You can find the documentation for this project at GitHub Pages.

Description

A pytorch implementation of the regularized non-negative matrix tri-factorization algorithm. Compatible with CUDA enabled GPU's. The code was developed in an enviroment with the following packages. This uses the cuda11.6 package.

  • python 3.8.1

  • pytorch 1.12.0 py3.8_cuda11.6_cudnn8.3.2_0

  • torchaudio 0.12.0

  • torchvision 0.13.0

  • cudatoolkit 11.6.0

  • numpy 1.22.3

  • pandas 1.4.3

Methods/Outputs

The goal of this function is to take a matrix X of dimension n x m and factor it into three matrices, U in n x k1, S in k1 x k2, and V in k2 x m, such that the difference between X and the product U x S x V is minimized. Formally this is resolved by minimizing the objective || X - U S V ||2^2. The program outputs the three product matrices.
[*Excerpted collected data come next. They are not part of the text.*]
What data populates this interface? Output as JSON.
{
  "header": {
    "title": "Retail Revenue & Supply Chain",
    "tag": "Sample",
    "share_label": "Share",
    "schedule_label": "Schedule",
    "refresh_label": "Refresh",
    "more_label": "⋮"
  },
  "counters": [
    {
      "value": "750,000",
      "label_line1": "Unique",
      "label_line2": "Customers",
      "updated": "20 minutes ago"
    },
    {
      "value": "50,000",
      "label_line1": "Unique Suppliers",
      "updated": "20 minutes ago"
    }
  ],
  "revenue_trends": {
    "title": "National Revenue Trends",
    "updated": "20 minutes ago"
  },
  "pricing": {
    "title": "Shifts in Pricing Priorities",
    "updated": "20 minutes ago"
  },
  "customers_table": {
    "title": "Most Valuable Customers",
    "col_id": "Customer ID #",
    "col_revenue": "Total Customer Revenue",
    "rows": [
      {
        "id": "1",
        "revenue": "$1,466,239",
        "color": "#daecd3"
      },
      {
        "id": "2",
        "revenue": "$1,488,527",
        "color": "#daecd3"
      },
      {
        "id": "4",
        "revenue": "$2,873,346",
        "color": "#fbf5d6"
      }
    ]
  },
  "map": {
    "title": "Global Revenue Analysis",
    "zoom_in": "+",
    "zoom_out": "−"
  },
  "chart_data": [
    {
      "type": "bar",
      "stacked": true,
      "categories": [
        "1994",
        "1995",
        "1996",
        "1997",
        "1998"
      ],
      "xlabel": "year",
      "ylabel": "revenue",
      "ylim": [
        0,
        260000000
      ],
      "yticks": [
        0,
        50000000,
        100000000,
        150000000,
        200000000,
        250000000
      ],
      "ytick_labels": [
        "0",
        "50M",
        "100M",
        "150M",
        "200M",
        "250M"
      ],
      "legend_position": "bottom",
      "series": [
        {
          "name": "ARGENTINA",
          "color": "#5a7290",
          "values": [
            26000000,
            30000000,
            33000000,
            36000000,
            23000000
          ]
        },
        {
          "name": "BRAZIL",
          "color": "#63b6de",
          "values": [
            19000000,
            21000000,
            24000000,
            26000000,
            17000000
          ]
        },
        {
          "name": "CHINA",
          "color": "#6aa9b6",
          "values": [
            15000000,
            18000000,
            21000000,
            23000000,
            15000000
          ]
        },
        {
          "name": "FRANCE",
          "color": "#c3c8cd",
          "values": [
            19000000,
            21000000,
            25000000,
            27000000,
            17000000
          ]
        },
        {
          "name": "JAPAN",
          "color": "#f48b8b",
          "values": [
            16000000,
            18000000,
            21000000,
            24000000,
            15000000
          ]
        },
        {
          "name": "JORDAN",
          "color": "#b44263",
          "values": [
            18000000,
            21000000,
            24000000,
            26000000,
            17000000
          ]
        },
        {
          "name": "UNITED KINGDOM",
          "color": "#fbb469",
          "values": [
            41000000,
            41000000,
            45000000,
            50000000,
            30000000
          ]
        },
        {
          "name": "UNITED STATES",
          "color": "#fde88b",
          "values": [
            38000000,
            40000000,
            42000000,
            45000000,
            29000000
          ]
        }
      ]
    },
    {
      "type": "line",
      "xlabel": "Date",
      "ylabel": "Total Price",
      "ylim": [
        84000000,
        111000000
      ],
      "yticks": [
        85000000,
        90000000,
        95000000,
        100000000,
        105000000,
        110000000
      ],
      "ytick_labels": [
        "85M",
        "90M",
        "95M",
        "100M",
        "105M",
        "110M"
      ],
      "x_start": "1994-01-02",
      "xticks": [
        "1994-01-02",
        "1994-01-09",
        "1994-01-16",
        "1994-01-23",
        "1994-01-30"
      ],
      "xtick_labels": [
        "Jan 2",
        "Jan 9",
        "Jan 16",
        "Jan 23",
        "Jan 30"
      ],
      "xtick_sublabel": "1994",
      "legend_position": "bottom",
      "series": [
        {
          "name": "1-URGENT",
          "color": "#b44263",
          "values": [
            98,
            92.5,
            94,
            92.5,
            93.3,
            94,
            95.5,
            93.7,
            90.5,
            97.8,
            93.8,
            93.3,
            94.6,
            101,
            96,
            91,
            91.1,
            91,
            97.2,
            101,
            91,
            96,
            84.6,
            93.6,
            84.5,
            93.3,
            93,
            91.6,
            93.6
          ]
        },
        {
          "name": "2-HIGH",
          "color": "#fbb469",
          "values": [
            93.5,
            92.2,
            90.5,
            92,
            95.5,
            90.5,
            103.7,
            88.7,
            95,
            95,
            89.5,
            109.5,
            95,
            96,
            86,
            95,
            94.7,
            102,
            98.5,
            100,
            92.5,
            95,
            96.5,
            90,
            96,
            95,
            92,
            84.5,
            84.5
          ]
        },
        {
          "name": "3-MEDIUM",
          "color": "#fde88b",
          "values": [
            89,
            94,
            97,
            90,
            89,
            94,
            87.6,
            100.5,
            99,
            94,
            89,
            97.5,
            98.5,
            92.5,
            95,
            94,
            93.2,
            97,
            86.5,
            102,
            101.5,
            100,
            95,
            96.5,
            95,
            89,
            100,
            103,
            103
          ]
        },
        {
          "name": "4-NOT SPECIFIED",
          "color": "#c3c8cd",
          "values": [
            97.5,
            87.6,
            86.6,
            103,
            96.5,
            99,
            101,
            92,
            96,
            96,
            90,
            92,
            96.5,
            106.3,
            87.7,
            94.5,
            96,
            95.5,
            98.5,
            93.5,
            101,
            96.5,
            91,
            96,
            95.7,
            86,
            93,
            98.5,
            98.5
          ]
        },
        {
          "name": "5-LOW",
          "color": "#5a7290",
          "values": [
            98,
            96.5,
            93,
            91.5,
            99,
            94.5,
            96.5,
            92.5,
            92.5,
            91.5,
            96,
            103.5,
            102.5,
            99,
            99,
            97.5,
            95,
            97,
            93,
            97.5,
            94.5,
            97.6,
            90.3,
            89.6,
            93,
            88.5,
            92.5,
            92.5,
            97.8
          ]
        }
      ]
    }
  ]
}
Orthoganilty regularization

The model allows for the addition of orthoganility regularization on the U and/or the V matrix. The idea of this regularization is to generate unique factors. It is particularly useful in resolving unique clusters from the lower dimensional embedding. It is recommend to put orthoganility reg. on either or both factors such that they are unique. If both are selected, then the S matrix will have more overlap.

Sparsity regularization.

This works simililarly to the ortho regularization. In this case, the number of non-zero entries in each factor in penalized. It again will result in more unique factors although.

Arguments

Argument

is Required?

Description

additional Info

--in_file:

required

The file containing the tab delimited X matrix if full form.

example: test/A.txt

--k1:

required

The lower dimension of the U matrix.

example 2

--k2:

required

The lower dimension of the V matrix.

example 3

--lU:

optional

strength of ortho reg on U.

example 0.1 (value should be between [0, 1])

--lV:

optional

strength of ortho reg on V.

example 0.1 (values should be between [0, 1])

--aU:

optional

strength of sparsity reg on U.

example 0.1 (values should be between [0, 1])

--aV:

optional

strength of sparsity reg on V.

example 0.1 (values should be between [0, 1])

--verbose

optional

if included, time and convergence info will be printed to terminal

--seed

optional

random seed used to initialize U, S, and V.

Default 1010

--max_iter

optional

number of epochs to attempt prior to output.

Default 100

--term_tol

optional

the relative change in error prior to completion.

Default 1e-5

--out_dir

optional

output directory to print U, S, and V.

--cpu

optional

if included, defuaults to using the CPU

Running the example

./run_example.sh 1. Defaults to the CPU ./run_example.sh 0. Runs on GPU if available.